Marta Ziosi
Oxford
Marta Ziosi is a Postdoctoral Researcher at the Oxford Martin AI Governance Initiative, where she leads the workstream on AI best practices and conducts research on standards for Advanced AI. Marta has a background in policy, philosophy and mathematics, and she holds a PhD in algorithmic bias from the Oxford Internet Institute. She currently serves as a vice-chair for the EU GPAI Code of Practice.
Jat Singh
Cambridge
Jat leads the Compliant and Accountable Systems research group. The group considers the mechanisms by which technology can be better designed, engineered and deployed to accord with legal and regulatory concerns, and works to better ground policy/regulatory discussions in technical realities.
More panelists to follow
Lucilla Sioli
EU AI Office
Lucillia is the Director of the European AI Office of the European Commission. She is responsible for the coordination of the European AI strategy, including the implementation of the AI Act and international collaboration in trustworthy AI and AI for good.
Cozmin Ududec
UK AI Security Institute
Cozmin Ududec leads the Science of Evaluations team at the AI Security Institute. He was previously Chief Scientist at Invenia Labs, an applied ML startup focused on optimising electricity grids. Cozmin received his PhD from the University of Waterloo and the Perimeter Institute for Theoretical Physics.
Beyond Pass/Fail: Extracting Behavioral Insights from Large-Scale AI Agent Safety Evaluations
Automated LLM-based agent evaluations have become a standard for assessing AI capabilities in both industry and government, but current reporting practices focus on what agents accomplish without resolution on how they accomplish it. In this talk I will discuss how UK AISI mines evaluation transcripts to (i) detect issues in evaluation tasks that could lead to mis-estimating capabilities, and (ii) understand how agent capabilities are evolving. I will survey a selection of AISI's methods, tools, and results, and outline research opportunities for better analysis instruments and their connection to safety and governance.
Shayne Longpre
MIT
Shayne is a PhD Candidate at MIT. His research focuses on methods for training and evaluating general-purpose AI systems, often with implications for AI policy. He leads the Data Provenance Initiative, as well as efforts to introduce AI flaw reporting and safe harbors to proprietary systems. He has received recognition for his research with best paper awards from ACL (2024) and NAACL (2024, 2025), as well as coverage by the NYT, Washington Post, Atlantic, 404 Media, Vox, and MIT Tech Review.
In-House Evaluation Is Not Enough: Towards Robust Third-Party Flaw Disclosure for General-Purpose AI
The widespread deployment of general-purpose AI (GPAI) systems introduces significant new risks. Based on a collaboration between experts from the fields of software security, machine learning, law, social science, and policy, we design and propose new flaw reporting and coordination measures for GPAI systems, including flaw report forms designed for rapid triaging, AI bug bounty programs, and coordination centers for universally transferable flaws, that may pertain to many developers at once. By promoting robust reporting and coordination in the AI ecosystem, these proposals could significantly improve the safety, security, and accountability of GPAI systems.
Victor Ojewale
Brown University
Victor is a CS PhD student at Brown University. He is also affiliated with the Center for Tech Responsibility, Reimagination and Redesign (CNTR) and the Data Science Institute (DSI), where he is advised by Prof. Suresh Venkatasubramanian. Victor's research interests lie in understanding perceptions of algorithmic systems, AI Audits, and sociotechnical evaluation of Large language Models (LLMs). Victor is also a member of the RISE Lab at Brown University, where he also works with Prof. Malik Boykin. Previously, he studied Computer Science at the University of Ibadan.

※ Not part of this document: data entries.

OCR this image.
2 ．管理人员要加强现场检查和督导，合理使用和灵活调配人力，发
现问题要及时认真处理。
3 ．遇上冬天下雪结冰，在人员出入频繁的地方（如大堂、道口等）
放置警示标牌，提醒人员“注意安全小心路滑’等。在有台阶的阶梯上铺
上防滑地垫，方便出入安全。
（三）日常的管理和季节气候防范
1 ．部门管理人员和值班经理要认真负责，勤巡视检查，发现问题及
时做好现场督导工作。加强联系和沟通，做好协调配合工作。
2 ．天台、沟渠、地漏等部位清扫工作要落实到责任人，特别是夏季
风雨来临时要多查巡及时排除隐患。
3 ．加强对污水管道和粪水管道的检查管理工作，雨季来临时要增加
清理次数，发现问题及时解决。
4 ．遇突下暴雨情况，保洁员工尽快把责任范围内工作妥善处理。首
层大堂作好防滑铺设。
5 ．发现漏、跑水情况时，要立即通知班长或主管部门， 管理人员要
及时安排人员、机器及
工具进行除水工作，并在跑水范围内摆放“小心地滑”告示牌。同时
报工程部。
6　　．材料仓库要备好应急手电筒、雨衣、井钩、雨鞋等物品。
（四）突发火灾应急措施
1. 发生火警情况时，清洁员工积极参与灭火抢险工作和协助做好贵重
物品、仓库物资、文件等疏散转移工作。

Technical AI Governance in Practice: What Tools Miss, and Where We Go Next
Audits are increasingly used to identify risks in deployed AI systems, but current audit tooling often falls short by focusing narrowly on evaluation while neglecting key needs like harms discovery, audit communication, and support for advocacy. Based on interviews with 35 practitioners and a landscape analysis of over 400 tools, I outline how this limited scope hinders effective accountability. Yet even where tools do focus on evaluation, they often rely on monolingual and decontextualized methods that fail to capture real-world model behaviour. I illustrate this through a case study on multilingual evaluation, where we developed functional benchmarks in six languages. These benchmarks reveal significant cross-linguistic fragility in LLM performance and underscore the risks of governance frameworks that assume language-agnostic capability. Together, these findings point to the need for a more expansive vision of technical governance that centers contextual robustness, and the infrastructural conditions for meaningful accountability.